Date: 2009-02-25 05:18 pm (UTC)
From: [identity profile] bracknellexile.livejournal.com
Didn't a large chunk of the aid money for Ethiopia in the 80s end up in the government coffers, paying for guns and whisky? Isn't giving then playing into the hands of the warlords?

Agriculture is plentiful at the moment, yes, but we can't fit all of the population in areas where the food is and to get all the food to areas where the food-poor populations are will require an ever-increasing drain on other resources (petroleum, etc). Additionally, by sustaining a starving population, you're contributing to an increase in that population, requiring more sustenance until you reach an over-population point anyway.

Yes, there is lots of food on the planet at the moment, but a sustainable population is not necessarily the same as the maximum population that the food alone could support and whilst it may be the humane thing to do, aspiring to that maximum population may not be the sensible thing for the species.

Date: 2009-02-25 06:39 pm (UTC)
From: [identity profile] anton-p-nym.livejournal.com
If you extend your argument, though, then it becomes far more merciful to bomb the starving and end their misery more quickly and cheaply than sending assistance. (Albeit slightly pricier than doing nothing, admittedly.) And the only assistance the warlords would get from that would be the salvage value of unexploded ordnance... well, that and having their dirty work done for them, but doing nothing also works for them the same way.

Once you start considering Tough Decisions™ you start running into very strange logic.

Your argument is also predicated on a continual increase in population until it reaches its Malthusian maximum, whereas we've seen a dramatic drop in growth in Westernised countries (indeed, below replacement rate) after the post-war Baby Boom. Prosperity (and condoms/The Pill) may be better for limiting population growth than the politics of famine.

-- Steve will also remind folks that very few (if any) predictions made in Ehrlich's [i]The Population Bomb[/i] actually paid out; in scientific terms, the theory's a bust.

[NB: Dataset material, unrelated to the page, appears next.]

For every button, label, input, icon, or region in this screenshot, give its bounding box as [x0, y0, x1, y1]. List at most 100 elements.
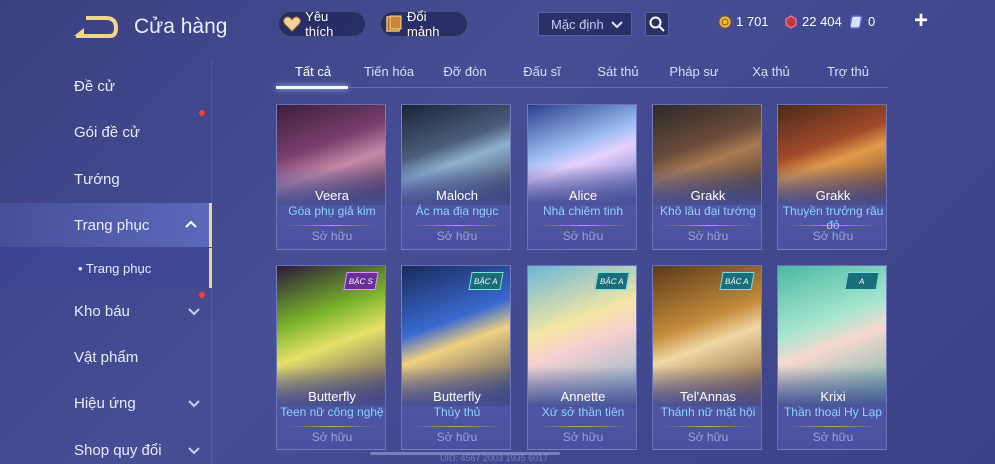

Date: 2009-02-25 07:07 pm (UTC)
From: [identity profile] bracknellexile.livejournal.com
Putting the warlords aside for a moment as they seem to be in a win/win situation, I would argue that the cold hard logic is not that strange if you treat it purely as a mathematical exercise in supply, demand, resource consumption and population. Add the moral and emotional viewpoints back in and it gets a lot more complicated :)

I agree with your point about contraception though and I would say that that's the solution. Giving to a charity to feed the starving will decrease the infant mortality rate and increase the average life expectation in the affected area. Unless you change the mentality, education and availability of contraception too, you will just increase the number of people reliant on aid to survive, placing an increasing burden on resources.

Change the mentality of those people so that they don't believe they have to have ten kids to get two to adulthood and, as I said in another comment, you decrease the resources consumed and make the population more sustainable - possibly even self-sustaining in that area eventually. Feed starving people and you create more starving people. Change how the population thinks and breeds and you can create sustainability.

Andy has said that he didn't intend his original question to mean simply averting starvation in the short term but that's precisely what a lot of charities do. Even those working on longer term projects (e.g. clean water in Africa, etc) will still just create an environment that can sustain a few more before the local population outgrows it again and starts to starve.